Thursday, July 24, 2014

V.i. Ophelia's Funeral - BBC '80

One thing the Derek Jacobi version of Hamlet does really well is motivate the text. There are several instances of this in the sequence. For example, by having Hamlet and Horatio hide behind a tomb, unable to see the action, motivates and justifies the Prince's lines describing actions the audience sees quite well. He recognizes Laertes' voice, he realizes who they are talking about, through sound alone. (And in the staging, though this isn't all that important on television, all participants would be facing the audience.) In another example, when Laertes jumps into Ophelia's grave, it's to cover her face with her shroud, not mere melodrama. His gesture is a kindness, getting us away from images of incest.

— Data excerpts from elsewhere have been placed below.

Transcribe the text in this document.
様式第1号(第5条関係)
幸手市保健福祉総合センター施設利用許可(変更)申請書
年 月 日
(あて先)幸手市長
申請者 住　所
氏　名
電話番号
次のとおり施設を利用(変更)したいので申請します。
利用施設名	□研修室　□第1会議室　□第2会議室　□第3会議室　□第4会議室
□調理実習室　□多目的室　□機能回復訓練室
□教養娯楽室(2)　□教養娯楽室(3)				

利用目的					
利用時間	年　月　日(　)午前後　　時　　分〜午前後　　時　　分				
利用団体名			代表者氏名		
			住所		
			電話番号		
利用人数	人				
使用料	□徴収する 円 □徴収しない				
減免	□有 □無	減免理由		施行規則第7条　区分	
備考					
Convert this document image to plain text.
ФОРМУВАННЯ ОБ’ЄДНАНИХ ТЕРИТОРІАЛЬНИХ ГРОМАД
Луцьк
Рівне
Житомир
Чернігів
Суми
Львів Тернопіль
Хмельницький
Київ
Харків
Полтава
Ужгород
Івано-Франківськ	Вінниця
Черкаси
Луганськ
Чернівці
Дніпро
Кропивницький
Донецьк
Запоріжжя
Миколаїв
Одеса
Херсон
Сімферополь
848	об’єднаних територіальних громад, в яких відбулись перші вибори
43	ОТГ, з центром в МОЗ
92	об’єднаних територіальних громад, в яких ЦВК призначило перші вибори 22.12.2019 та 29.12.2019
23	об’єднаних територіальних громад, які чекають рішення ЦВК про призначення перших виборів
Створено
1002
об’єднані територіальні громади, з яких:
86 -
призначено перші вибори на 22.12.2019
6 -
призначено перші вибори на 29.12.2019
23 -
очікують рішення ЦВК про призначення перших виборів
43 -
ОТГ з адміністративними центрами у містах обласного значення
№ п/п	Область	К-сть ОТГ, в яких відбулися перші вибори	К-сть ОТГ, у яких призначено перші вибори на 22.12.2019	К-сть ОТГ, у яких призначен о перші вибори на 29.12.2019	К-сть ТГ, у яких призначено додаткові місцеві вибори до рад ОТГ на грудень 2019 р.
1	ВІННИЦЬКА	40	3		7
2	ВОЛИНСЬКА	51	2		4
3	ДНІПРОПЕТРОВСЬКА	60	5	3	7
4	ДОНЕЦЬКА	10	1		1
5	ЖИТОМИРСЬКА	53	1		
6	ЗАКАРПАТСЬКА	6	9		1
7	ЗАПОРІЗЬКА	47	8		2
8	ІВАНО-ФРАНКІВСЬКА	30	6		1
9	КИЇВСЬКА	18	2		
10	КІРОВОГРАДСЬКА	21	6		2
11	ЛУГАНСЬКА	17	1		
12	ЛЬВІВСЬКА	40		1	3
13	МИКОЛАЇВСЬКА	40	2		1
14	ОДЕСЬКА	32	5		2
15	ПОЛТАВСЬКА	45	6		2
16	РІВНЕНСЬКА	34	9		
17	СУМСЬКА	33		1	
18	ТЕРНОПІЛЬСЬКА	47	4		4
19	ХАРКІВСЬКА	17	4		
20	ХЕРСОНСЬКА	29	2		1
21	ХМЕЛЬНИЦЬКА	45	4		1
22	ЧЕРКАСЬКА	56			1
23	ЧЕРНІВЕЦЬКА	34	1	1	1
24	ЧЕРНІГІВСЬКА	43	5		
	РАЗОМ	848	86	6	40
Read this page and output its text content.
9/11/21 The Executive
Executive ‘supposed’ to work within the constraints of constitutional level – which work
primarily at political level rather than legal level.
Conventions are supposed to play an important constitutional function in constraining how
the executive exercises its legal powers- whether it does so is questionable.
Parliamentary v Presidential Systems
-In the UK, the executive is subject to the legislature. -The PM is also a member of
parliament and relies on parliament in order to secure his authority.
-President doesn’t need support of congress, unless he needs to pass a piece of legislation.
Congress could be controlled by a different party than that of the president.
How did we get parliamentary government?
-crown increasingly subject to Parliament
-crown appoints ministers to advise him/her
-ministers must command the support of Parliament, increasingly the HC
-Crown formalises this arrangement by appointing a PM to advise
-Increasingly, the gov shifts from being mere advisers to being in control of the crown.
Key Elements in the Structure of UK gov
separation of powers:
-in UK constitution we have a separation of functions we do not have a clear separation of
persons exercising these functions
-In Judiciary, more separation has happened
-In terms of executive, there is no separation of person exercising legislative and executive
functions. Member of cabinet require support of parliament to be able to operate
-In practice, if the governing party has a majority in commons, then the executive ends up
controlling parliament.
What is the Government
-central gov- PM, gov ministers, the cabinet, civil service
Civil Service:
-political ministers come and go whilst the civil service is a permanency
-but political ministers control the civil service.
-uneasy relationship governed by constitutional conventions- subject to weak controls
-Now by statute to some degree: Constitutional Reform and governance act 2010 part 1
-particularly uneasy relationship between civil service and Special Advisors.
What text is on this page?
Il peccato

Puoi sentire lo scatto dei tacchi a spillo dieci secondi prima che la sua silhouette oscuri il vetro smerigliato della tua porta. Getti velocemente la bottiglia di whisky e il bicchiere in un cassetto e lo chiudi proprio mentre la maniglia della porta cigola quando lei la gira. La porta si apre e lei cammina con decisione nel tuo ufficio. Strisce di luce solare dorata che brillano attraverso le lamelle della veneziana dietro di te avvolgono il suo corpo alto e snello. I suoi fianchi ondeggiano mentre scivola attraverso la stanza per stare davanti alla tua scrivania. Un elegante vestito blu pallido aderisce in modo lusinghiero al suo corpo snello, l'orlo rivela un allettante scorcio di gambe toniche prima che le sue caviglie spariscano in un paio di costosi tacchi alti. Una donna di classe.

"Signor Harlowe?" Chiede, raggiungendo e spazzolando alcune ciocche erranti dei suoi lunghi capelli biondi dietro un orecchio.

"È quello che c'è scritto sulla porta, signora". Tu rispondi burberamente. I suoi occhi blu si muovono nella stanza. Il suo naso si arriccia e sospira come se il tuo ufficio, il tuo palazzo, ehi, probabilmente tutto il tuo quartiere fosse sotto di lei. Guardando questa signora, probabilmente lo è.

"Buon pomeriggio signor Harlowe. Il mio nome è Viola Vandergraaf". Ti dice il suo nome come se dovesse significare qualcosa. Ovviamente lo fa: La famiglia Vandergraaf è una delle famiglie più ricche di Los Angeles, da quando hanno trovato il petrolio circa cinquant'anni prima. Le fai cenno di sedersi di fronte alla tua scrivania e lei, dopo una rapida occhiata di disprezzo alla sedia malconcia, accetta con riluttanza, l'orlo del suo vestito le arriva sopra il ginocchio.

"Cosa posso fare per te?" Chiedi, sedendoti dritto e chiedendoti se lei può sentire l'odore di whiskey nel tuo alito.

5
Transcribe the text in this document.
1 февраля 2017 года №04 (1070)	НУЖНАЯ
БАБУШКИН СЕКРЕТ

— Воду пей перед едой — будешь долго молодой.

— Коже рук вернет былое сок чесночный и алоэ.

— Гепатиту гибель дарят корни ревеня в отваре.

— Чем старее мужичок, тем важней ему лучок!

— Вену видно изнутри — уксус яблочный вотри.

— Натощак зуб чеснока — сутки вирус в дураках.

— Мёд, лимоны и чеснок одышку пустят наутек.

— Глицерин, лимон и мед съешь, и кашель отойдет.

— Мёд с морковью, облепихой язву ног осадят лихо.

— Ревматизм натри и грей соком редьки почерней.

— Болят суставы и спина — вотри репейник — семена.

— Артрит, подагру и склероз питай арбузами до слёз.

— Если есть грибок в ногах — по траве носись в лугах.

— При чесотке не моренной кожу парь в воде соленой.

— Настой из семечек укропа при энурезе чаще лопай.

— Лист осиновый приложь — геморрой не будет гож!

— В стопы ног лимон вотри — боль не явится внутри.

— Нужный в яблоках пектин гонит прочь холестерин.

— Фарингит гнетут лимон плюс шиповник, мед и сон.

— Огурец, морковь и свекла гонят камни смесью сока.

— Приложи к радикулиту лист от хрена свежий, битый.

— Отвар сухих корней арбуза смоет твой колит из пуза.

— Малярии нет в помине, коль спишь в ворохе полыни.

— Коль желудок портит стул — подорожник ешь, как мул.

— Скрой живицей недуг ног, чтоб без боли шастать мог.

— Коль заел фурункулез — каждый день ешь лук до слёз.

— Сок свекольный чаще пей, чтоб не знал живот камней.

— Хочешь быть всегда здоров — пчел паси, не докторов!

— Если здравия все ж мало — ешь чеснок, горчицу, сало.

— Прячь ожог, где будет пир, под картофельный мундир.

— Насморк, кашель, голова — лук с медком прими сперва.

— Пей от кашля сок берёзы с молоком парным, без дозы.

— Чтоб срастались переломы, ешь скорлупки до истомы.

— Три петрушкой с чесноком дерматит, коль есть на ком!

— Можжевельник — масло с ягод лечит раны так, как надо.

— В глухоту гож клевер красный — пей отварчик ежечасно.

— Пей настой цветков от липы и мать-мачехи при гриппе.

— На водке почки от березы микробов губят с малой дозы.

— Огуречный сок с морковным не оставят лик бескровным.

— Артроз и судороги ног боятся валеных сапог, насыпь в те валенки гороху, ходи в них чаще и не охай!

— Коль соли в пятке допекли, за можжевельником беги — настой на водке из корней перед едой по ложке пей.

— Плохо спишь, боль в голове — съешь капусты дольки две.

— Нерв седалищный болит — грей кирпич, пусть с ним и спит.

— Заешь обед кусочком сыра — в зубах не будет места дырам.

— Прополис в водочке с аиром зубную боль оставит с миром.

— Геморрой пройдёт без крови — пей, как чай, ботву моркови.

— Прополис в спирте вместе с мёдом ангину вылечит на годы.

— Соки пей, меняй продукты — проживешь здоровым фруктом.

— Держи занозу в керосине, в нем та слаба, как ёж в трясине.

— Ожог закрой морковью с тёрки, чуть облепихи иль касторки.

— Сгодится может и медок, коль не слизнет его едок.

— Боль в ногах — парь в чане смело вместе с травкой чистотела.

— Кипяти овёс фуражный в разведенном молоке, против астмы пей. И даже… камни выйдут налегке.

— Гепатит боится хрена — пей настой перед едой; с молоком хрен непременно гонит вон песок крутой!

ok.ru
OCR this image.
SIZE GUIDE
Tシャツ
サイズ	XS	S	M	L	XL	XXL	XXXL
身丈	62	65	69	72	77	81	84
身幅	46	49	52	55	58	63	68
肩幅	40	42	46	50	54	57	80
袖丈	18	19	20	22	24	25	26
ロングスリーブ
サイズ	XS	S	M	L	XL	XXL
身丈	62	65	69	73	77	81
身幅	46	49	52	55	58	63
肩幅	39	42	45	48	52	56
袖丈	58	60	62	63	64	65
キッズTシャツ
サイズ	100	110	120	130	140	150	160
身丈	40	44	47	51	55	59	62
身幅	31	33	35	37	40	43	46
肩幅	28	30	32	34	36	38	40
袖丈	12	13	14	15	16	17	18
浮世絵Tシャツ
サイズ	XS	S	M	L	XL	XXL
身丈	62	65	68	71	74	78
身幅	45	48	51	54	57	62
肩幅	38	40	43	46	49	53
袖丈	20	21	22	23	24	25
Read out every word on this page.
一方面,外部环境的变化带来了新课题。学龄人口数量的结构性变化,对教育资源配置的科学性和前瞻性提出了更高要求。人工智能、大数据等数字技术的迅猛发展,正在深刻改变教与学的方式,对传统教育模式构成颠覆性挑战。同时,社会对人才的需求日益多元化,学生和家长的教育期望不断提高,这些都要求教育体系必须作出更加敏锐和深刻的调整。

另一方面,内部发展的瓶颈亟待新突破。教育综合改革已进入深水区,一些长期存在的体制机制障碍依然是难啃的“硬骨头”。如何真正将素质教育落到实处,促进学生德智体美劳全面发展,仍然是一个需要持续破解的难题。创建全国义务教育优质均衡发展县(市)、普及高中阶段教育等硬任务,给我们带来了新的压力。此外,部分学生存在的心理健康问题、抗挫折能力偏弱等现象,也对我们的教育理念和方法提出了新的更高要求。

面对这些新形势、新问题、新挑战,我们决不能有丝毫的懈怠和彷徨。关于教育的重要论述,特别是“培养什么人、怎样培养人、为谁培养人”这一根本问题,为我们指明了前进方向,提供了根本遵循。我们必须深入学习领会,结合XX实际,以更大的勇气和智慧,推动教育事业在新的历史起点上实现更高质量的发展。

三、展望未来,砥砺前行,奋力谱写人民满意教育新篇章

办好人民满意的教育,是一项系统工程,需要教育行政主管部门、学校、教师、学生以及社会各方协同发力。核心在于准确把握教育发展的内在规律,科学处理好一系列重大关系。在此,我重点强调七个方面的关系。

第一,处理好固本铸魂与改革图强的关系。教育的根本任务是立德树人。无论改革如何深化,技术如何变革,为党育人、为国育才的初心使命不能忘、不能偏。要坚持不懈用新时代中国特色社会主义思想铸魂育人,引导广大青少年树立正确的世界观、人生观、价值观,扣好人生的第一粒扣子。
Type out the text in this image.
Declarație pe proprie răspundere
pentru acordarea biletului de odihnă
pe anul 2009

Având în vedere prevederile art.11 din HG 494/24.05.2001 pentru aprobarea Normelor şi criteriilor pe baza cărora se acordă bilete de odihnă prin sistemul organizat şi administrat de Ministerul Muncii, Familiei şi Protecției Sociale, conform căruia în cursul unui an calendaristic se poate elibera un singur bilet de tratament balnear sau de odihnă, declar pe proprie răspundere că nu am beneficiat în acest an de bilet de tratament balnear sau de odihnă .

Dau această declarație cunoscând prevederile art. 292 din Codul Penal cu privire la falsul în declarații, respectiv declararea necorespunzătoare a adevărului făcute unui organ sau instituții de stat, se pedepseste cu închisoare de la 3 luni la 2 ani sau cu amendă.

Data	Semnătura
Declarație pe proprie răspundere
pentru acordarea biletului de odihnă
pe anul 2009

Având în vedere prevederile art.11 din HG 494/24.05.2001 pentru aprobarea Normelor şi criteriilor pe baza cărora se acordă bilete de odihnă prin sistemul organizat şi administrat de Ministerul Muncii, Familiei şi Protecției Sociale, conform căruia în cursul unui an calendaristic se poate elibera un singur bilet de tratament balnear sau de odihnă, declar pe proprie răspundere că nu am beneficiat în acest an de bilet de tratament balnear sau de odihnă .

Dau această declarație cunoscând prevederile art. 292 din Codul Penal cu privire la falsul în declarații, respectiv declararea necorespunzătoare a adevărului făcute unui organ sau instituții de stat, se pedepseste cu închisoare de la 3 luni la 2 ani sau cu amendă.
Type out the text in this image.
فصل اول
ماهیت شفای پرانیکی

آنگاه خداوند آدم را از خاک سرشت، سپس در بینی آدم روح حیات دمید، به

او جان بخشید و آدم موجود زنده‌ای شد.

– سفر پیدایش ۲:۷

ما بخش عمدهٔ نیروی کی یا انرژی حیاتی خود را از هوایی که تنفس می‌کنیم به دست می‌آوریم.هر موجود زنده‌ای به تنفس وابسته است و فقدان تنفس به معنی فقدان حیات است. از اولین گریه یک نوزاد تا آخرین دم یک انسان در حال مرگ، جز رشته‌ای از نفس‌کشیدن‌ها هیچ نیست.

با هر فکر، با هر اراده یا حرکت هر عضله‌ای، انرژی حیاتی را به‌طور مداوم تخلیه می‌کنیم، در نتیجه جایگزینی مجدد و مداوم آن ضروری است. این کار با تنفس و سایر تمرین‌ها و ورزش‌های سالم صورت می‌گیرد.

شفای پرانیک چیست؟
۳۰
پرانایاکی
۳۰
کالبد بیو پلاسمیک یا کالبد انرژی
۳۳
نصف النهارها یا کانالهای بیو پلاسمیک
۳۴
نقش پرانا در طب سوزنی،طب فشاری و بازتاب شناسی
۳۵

Situations call for lines, but characters react believably to them as well. A pair of notable double-takes tell the story that's found between the lines, for example. The first is Laertes' look at Gertrude when she claims Ophelia was in line to become queen. In that surprised look may be found shock that his sister almost married the man he hates so much, but also a sense of shared responsibility in Ophelia's madness and death, since his misjudgement of Hamlet and the royals caused him to warn her away from the Prince, and quite possibly to betray the couple to Polonius. You can just about see Laertes connect these dots to their fatal end in that moment. Gertrude also registers surprise when Laertes curses the person he deems responsible for her death. She doesn't know Claudius has already poisoned Laertes' mind, and does not see the confrontation coming.

That confrontation, for all its emotion, shows Hamlet in control. Men have to hold Laertes back until his energy is spent, but no one makes any such move against Hamlet. As ever, the Prince is all words, while Laertes would be action. He fights for release, spits at Hamlet (the Prince's own "spitting" is flinging the dog reference at the King, as contrast), and gets a menacing rebuke from Claudius after all is said and done. The King threatens patience into him.

On the issue of this production's minimalistic "exterior" set, it does create an irony here that informs the dialog. When Laertes prays for flowers to bloom on Ophelia's grave, one has to wonder if anything can bloom in this wasteland. Prays fall on deaf ears in a land ruled by an entrenched sinner, and one could say Laertes has inherited his father's capacity for misprision. The blooms he hopes for are impossible in this location, and his emotion blinds him to the fact, as it does to other facts.